The Christian Association of Nigeria demands shelter, food and medical provision for internally displaced people because of Fulani attacks. (World Watch Monitor)
The Christian Association of Nigeria demands shelter, food and medical provision for those displaced by Fulani attacks. (World Watch Monitor)

Nigeria under President Muhammadu Buhari’s leadership is more divided than at any time in the country’s history, the Christian Association of Nigeria’s Adamawa State chapter has declared in a letter sent to him yesterday (1 August).

Condemning the “mindless massacre” of the predominantly Christian farming communities by Fulani herdsmen, CAN claims that no prominent security operations are being carried out against the herdsmen “because they are Mr. President’s kith and kin” – referring to Buhari’s Fulani heritage.

“As Mr.

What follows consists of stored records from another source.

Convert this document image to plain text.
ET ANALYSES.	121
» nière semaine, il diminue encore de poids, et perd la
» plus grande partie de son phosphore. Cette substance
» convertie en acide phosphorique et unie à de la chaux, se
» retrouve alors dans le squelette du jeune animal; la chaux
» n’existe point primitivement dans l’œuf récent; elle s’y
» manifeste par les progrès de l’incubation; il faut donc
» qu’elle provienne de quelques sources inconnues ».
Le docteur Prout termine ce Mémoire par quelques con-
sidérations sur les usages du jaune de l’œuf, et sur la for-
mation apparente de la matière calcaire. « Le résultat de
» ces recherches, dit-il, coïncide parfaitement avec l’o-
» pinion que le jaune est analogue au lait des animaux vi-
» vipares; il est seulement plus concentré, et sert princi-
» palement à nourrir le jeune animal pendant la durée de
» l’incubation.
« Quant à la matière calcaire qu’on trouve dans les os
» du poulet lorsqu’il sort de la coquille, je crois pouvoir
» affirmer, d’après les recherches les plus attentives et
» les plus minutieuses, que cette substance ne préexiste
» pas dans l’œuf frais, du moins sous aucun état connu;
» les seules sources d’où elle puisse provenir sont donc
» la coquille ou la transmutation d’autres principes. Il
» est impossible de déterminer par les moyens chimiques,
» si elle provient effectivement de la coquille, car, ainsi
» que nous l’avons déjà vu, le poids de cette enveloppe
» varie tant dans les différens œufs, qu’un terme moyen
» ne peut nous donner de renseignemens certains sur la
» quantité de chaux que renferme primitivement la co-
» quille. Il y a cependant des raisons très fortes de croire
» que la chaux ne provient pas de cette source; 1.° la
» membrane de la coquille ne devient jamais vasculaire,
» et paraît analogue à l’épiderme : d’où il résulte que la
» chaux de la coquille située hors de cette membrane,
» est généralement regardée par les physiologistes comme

President may be well aware, that there is hardly a day or two that there is no major raid or two taking place; leaving scores of local people across several communities dead, with properties worth millions of Naira [Nigerian currency] destroyed,” the letter states.

CAN says it is “disturbed” that the killings are ongoing despite its repeated calls for toughened security measures. “The president must act fast to prevent it,” CAN says.

The organisation says there has been a “conspiracy of silence“ regarding the attacks as, CAN claims, government officials “detest when journalists broadcast news on herdsmen killings”.

Calling for an immediate order from Buhari to the military to stop the attacks, CAN demands protection of lives and property; the deployment of Special Forces in Adamawa, and the establishment of a new military force there; justice and fairness, saying the government should not take sides; and shelter, food and medical provision for internally displaced people.

“We demand an end to killings in our state and the country at large,” the letter concludes.

Meanwhile, Nigeria’s #BringBackOurGirls movement, which campaigns for the release of girls kidnapping by Boko Haram from a Chibok school in 2014, has renewed its calls for the release of the 112 girls still in captivity.

In a statement released on Twitter on Monday (30 July), the group asks:

“When will Nigeria’s enemy [Boko Haram] be truly defeated? When will our 112 #ChibokGirls be rescued? When will #LeahSharibu [the Christian girl kidnapped in Dapchi in February] come home?”